Recipes for recording short chunks of data at regular intervals¶
Periodically recording a short chunk from an analog channel¶
The episodic(...) method on AnalogIn and DigitalIn may be
used to record short segments of data at fixed intervals:
from picodaq import *
import matplotlib.pyplot as plt
import numpy as np
data = []
K = 20
with AnalogIn(channel=0, rate=100*kHz) as ai:
ai.episodic(duration=20*ms, period=100*ms)
for k in range(K):
data.append(ai.read())
data = np.stack(data, 1)
plt.plot(data)
plt.xlabel('Sample #')
plt.ylabel('Voltage (V)')
In this case, we record 20 milliseconds, 10 times per second (i.e.,
once every 100 ms). Note the absence of an argument to the
read(...) method: this implies reading precisely one episode worth
of data.
If the source frequency had been exactly 100 hertz, the recorded signals would lie on top of one another. As it is, there is a small systematic drift between traces:
In the real world, episodic recording has two main purposes:
Recording multiple channels at such a high sampling rate that the USB connection could not keep up;
Recording responses to periodic stimulation.
For use case (1), episodic recording capitalizes on not capturing data between episodes, so the USB connection can catch up. Use case (2) is often combined with triggered recording to make sure each episode lines up exactly with the stimulus.

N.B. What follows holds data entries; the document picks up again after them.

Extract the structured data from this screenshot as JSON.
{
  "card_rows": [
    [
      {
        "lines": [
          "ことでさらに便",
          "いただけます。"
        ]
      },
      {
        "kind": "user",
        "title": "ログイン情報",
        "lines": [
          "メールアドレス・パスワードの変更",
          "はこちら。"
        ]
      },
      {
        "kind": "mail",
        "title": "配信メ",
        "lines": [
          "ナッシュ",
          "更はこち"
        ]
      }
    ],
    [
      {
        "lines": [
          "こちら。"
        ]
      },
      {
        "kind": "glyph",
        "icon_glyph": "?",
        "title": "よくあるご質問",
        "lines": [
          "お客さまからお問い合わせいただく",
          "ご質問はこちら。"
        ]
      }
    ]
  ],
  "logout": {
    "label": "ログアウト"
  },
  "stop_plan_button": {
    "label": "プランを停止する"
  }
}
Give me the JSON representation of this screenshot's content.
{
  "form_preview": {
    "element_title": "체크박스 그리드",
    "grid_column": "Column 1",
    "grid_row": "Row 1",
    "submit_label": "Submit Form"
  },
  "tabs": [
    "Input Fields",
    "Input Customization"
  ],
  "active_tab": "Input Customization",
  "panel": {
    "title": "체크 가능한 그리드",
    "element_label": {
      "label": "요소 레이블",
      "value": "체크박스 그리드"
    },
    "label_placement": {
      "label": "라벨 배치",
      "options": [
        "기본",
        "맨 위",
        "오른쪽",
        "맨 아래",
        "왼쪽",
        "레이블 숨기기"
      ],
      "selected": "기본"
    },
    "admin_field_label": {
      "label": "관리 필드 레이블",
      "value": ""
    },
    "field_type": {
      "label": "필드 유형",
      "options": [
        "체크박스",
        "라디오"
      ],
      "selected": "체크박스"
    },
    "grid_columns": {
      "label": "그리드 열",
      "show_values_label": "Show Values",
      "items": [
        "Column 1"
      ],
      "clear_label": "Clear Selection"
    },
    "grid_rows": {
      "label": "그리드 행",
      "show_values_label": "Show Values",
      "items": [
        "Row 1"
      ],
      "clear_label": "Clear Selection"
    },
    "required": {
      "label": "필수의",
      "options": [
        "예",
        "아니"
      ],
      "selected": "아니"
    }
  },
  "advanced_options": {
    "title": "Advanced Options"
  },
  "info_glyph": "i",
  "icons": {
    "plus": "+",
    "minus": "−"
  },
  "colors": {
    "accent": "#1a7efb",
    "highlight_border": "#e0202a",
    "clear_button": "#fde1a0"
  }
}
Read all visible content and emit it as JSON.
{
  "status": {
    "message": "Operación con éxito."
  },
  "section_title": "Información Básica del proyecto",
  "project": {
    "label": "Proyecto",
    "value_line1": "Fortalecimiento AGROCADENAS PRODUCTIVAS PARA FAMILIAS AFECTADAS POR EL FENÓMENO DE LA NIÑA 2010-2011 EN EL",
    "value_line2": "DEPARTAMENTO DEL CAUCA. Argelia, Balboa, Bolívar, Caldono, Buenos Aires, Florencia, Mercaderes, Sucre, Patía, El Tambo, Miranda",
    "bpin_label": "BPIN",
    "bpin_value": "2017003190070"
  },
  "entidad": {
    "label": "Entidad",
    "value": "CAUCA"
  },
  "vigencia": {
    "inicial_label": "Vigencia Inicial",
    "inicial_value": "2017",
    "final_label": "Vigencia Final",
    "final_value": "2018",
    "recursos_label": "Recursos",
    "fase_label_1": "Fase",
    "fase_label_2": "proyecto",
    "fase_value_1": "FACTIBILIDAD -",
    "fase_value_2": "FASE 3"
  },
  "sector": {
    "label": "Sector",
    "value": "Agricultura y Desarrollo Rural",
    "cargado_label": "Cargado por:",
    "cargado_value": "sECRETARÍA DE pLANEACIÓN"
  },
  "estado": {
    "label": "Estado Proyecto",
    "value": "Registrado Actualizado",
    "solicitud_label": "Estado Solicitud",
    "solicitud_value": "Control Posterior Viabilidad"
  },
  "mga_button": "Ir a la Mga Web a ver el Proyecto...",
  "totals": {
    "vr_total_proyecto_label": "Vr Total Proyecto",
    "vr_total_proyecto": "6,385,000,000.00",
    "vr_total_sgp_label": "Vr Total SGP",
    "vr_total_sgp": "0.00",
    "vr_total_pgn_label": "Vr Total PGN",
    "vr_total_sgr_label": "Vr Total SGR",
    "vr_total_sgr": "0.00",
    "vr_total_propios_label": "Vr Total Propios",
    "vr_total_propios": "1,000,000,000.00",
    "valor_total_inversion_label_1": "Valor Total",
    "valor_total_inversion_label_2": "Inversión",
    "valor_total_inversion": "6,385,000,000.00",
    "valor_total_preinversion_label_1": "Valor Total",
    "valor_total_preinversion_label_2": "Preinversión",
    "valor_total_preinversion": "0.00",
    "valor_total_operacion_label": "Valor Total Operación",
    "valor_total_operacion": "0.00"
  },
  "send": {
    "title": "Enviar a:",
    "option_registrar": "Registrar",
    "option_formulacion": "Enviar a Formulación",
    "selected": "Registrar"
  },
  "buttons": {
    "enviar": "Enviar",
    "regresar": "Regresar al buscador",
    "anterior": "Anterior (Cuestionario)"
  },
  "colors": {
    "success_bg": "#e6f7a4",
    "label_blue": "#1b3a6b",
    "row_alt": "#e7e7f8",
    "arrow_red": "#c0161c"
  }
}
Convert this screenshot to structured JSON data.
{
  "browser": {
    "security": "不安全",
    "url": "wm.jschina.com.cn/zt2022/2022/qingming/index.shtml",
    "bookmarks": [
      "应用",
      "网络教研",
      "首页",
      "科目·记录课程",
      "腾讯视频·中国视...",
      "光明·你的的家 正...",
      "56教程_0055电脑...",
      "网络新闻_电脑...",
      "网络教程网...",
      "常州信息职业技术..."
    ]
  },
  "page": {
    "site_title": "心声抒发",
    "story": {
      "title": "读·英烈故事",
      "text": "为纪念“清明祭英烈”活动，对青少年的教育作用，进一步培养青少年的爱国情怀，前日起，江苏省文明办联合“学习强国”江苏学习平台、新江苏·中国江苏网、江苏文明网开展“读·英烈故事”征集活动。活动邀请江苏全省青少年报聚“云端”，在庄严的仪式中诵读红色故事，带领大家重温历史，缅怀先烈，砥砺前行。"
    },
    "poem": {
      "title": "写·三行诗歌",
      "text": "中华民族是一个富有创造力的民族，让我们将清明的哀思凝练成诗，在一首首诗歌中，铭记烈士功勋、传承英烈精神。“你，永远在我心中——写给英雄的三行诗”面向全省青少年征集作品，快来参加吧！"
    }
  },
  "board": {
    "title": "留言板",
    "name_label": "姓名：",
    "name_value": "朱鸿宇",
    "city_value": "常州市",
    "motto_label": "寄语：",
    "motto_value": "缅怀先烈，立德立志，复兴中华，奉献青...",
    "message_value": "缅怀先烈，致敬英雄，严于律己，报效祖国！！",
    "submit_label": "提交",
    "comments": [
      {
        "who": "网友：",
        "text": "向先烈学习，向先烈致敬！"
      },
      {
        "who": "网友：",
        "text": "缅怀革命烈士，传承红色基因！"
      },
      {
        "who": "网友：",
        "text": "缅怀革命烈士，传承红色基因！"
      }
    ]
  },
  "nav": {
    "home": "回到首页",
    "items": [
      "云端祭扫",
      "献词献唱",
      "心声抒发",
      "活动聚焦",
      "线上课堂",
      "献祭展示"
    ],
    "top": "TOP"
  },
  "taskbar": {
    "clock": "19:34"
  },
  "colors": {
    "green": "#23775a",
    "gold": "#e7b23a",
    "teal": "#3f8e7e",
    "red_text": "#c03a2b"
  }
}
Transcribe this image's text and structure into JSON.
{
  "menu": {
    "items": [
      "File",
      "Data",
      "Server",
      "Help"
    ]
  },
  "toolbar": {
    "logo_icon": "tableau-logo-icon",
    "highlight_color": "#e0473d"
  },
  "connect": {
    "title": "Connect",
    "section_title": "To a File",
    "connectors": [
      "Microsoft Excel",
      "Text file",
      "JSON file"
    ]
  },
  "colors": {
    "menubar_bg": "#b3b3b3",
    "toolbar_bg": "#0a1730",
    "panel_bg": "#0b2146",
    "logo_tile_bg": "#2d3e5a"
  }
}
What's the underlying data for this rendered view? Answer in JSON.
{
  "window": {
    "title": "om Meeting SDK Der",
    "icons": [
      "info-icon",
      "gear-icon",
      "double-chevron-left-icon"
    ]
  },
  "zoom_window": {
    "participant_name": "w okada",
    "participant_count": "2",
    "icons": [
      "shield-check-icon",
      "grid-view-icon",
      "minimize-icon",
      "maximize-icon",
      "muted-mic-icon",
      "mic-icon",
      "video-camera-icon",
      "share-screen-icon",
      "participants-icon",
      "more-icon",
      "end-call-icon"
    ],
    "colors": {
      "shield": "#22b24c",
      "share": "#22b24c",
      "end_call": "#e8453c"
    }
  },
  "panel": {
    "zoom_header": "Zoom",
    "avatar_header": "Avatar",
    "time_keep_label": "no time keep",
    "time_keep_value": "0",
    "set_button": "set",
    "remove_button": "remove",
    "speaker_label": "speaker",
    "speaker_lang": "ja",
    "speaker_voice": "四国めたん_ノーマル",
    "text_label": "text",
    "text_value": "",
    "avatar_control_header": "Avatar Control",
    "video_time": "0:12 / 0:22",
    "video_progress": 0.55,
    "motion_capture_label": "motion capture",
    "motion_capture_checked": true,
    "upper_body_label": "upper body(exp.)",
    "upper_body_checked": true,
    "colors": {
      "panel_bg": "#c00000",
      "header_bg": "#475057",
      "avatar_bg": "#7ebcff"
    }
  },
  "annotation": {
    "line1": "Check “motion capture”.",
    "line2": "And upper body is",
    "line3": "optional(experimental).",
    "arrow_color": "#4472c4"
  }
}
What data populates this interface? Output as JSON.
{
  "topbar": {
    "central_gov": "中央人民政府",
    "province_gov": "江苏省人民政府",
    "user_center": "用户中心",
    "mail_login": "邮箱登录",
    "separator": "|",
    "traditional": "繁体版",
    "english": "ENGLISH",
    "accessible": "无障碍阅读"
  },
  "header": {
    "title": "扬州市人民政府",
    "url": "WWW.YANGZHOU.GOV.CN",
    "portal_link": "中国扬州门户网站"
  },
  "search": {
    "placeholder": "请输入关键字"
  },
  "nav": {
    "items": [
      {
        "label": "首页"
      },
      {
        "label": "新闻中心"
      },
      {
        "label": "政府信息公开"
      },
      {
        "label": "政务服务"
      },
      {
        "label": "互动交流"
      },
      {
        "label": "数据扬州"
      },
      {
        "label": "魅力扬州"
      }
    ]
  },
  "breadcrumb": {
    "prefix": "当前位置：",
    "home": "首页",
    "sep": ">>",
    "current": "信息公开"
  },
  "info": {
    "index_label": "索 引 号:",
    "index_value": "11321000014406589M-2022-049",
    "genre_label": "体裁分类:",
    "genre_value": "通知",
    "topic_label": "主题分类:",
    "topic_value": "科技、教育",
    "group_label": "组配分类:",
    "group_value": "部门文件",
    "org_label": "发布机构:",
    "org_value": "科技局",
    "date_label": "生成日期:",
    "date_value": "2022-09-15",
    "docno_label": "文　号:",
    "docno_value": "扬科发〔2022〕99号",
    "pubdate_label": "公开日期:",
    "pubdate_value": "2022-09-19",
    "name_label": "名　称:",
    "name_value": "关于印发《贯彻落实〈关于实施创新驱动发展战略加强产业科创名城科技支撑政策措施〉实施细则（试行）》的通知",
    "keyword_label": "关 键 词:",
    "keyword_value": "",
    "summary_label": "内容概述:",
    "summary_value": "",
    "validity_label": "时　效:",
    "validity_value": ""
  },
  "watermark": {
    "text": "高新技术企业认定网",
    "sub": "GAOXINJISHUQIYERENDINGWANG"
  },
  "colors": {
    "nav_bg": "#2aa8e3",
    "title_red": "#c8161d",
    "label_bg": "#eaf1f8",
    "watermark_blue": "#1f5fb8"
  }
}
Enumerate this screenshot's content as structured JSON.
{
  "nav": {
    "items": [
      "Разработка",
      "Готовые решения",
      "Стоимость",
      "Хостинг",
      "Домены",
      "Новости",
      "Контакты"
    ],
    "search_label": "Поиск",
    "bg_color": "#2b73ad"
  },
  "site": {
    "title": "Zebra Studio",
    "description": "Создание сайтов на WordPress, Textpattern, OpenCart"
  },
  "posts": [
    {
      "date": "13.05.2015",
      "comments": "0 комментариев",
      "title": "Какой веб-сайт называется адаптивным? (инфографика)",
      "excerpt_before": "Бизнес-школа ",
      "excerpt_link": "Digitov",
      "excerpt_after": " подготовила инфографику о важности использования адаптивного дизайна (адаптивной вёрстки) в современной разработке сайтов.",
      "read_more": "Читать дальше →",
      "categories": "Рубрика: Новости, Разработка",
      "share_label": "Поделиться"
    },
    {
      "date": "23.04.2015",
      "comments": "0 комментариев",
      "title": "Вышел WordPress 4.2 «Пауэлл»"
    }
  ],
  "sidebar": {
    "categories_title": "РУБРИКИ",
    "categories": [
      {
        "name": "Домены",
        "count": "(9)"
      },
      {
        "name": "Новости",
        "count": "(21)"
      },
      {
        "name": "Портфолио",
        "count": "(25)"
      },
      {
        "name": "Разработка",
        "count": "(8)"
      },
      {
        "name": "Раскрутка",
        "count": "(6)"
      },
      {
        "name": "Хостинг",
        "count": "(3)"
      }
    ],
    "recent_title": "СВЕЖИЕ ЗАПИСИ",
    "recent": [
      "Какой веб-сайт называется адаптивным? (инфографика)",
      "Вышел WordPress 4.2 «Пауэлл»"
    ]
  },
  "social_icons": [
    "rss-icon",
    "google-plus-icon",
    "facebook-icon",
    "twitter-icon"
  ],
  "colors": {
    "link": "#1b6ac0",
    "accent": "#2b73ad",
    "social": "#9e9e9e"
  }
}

Episodic recording with mixed signals¶
When combining analog with digital inputs and/or inputs with outputs,
you only need to call episodic(...) on one of the streams; the call
applies automatically to the others. For instance:
K = 20
adata = []
ddata = []
with AnalogIn(channel=0, rate=100*kHz) as ai:
with DigitalIn(line=0, rate=100*kHz) as di:
ai.episodic(duration=20*ms, period=100*ms)
for k in range(K):
adata.append(ai.read())
ddata.append(di.read())
This simultaneously reads from “ai0” and “di0” for 20 ms out of every 100 ms.